Brr! Spring is here but there are still some pretty chilly spells. Who got that day of blazing sunshine interspersed with freezing hail storms the other day? These erratic-weather days call for a steaming bowl of comforting risotto.

You can’t go wrong with risottos, they are the best way to celebrate and capture the essence of a season. Oozy, umami-rich mushroom risotto is perfect in Autumn, but in Spring I want verdant green colours and bright herby flavours! So here’s my latest creation, an asparagus, courgette and cherry tomato risotto with pesto stirred through just before serving. Light and bright enough to shout ‘Spring!’ But cosy and comforting enough to make you forget about being caught in that hail storm earlier.

Add the ingredients to your next order from Green Earth Organics here. We deliver to every address in Ireland. Liz x

Ingredients (serves 4)

  • 2 sticks of celery
  • 1 courgette
  • 3 handfuls of cherry tomatoes
  • 2 tbsp olive oil
  • 1 mug of risotto rice
  • 1 stock cube
  • 1 bundle of asparagus
  • 1 lemon (zest and juice)
  • salt and pepper to taste
  • 2 tbsp nutritional yeast
  • 1 heaped tbsp pesto
  • toasted nuts/seeds to serve

Method

Dice the celery and courgette and soften in a large pot with the olive oil over a medium-high heat. (You could also add diced onions and garlic for extra flavour).

Halve the cherry tomatoes and add them to the pot along with the mug of rice and stir well.

Snap the woody ends off the asparagus and pop them in the compost bin or in a freezer box to make stock with another time. Then slice off the asparagus tips (a couple of inches from each spear) and put to one side to use at the end. The middle part of the asparagus spears can be sliced into slim rounds and added to the pot now.
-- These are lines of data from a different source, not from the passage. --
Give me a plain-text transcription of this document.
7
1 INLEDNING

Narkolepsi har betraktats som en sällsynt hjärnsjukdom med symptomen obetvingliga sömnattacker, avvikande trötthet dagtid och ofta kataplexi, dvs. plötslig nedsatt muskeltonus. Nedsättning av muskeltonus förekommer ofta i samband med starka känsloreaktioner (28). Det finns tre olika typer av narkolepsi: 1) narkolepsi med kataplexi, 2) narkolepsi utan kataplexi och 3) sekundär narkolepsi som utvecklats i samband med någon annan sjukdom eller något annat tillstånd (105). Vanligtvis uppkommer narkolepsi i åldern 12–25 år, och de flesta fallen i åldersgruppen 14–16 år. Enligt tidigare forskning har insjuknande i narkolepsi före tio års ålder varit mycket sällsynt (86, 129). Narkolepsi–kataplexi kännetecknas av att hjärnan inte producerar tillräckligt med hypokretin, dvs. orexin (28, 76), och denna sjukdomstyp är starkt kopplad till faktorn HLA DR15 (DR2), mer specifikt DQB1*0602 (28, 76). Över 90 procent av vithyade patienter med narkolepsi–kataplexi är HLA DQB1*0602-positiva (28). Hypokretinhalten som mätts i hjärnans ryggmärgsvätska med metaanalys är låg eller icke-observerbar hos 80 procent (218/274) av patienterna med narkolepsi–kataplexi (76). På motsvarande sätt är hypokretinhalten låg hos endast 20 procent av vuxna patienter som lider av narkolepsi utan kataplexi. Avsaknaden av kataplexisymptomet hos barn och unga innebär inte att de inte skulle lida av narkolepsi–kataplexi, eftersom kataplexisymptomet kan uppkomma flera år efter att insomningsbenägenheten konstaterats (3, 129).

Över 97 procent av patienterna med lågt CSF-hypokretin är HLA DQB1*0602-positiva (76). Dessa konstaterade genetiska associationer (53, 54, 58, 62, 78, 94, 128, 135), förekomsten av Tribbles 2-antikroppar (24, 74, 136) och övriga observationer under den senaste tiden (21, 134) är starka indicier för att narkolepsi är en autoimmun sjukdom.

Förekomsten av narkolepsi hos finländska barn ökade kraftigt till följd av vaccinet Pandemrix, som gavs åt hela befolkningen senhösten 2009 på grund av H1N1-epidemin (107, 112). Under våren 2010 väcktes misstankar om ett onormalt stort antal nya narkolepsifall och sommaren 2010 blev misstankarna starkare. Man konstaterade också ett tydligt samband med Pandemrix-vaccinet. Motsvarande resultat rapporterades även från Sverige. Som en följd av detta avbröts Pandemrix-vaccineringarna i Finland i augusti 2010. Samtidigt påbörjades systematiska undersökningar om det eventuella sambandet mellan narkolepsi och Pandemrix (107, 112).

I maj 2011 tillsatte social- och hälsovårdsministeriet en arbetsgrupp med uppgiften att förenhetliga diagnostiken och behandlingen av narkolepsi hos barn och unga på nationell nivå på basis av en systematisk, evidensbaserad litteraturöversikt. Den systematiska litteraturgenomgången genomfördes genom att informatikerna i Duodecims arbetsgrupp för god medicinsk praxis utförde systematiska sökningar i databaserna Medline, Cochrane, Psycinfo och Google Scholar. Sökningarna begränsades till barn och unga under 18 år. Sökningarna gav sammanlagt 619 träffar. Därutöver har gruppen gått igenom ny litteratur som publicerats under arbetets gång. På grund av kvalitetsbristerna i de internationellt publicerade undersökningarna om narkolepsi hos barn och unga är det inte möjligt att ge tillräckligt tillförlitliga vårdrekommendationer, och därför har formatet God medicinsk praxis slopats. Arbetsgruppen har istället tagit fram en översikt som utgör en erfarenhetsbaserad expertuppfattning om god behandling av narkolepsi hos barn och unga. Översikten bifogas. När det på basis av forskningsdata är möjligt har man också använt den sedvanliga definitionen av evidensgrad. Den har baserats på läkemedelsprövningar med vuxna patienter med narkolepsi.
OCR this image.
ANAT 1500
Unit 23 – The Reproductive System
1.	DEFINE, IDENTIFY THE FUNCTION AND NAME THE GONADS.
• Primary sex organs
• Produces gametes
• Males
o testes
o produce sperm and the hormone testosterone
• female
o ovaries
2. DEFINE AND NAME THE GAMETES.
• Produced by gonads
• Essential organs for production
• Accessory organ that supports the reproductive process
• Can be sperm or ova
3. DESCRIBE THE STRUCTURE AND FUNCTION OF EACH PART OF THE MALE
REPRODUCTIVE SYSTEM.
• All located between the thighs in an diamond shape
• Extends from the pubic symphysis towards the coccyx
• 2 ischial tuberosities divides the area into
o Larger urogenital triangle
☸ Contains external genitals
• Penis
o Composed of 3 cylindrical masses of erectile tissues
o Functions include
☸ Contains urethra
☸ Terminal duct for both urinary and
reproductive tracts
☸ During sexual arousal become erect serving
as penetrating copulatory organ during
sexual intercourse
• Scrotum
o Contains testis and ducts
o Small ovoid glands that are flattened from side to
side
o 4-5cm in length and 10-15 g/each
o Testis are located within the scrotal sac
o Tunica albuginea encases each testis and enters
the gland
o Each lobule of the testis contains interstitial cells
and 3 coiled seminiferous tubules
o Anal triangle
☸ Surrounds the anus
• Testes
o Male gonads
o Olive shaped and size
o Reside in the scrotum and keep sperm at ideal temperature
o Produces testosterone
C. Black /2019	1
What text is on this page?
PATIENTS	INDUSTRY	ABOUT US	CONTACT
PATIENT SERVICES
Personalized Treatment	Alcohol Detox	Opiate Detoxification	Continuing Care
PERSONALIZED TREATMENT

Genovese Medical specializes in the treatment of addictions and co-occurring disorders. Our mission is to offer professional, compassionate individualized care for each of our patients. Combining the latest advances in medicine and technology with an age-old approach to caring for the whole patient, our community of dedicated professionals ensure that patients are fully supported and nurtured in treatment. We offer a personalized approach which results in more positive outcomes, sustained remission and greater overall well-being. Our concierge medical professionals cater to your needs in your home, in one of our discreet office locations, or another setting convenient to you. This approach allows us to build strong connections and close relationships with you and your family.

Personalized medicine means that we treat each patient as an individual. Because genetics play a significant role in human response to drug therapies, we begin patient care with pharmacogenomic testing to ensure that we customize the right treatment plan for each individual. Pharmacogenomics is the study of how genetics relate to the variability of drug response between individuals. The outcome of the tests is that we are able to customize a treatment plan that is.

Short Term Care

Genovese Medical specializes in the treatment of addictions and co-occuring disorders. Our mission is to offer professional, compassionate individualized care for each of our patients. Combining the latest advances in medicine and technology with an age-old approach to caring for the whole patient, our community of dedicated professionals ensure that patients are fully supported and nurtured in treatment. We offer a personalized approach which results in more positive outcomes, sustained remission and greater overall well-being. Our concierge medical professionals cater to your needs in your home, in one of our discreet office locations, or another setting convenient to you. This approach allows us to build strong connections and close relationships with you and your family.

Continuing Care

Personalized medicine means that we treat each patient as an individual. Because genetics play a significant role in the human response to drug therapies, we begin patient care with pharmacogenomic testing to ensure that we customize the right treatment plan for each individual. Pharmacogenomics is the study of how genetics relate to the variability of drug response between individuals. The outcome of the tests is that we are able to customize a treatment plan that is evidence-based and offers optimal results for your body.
Crumble in the stock cube and add a mug of water to the pot. Stir and simmer until the water has been absorbed by the rice.

Add the zest and juice of the lemon and another mug of water. Stir and simmer agin until the liquid has been absorbed. Then add more water, half a mug at a time, until the rice is cooked through but still retains a little bite.

Taste and adjust the seasoning with salt and pepper as needed. Then add the asparagus tips and simmer for just 3 minutes or so until they are just cooked through, bright green and still crunchy.

Just before serving, stir through the nutritional yeast and pesto to add brightness, herby flavour and cheesy richness to the dish.

Serve in warm bowl with toasted nuts/seeds scattered over each bowl. Enjoy under a cosy blanket on the sofa watching your favourite film!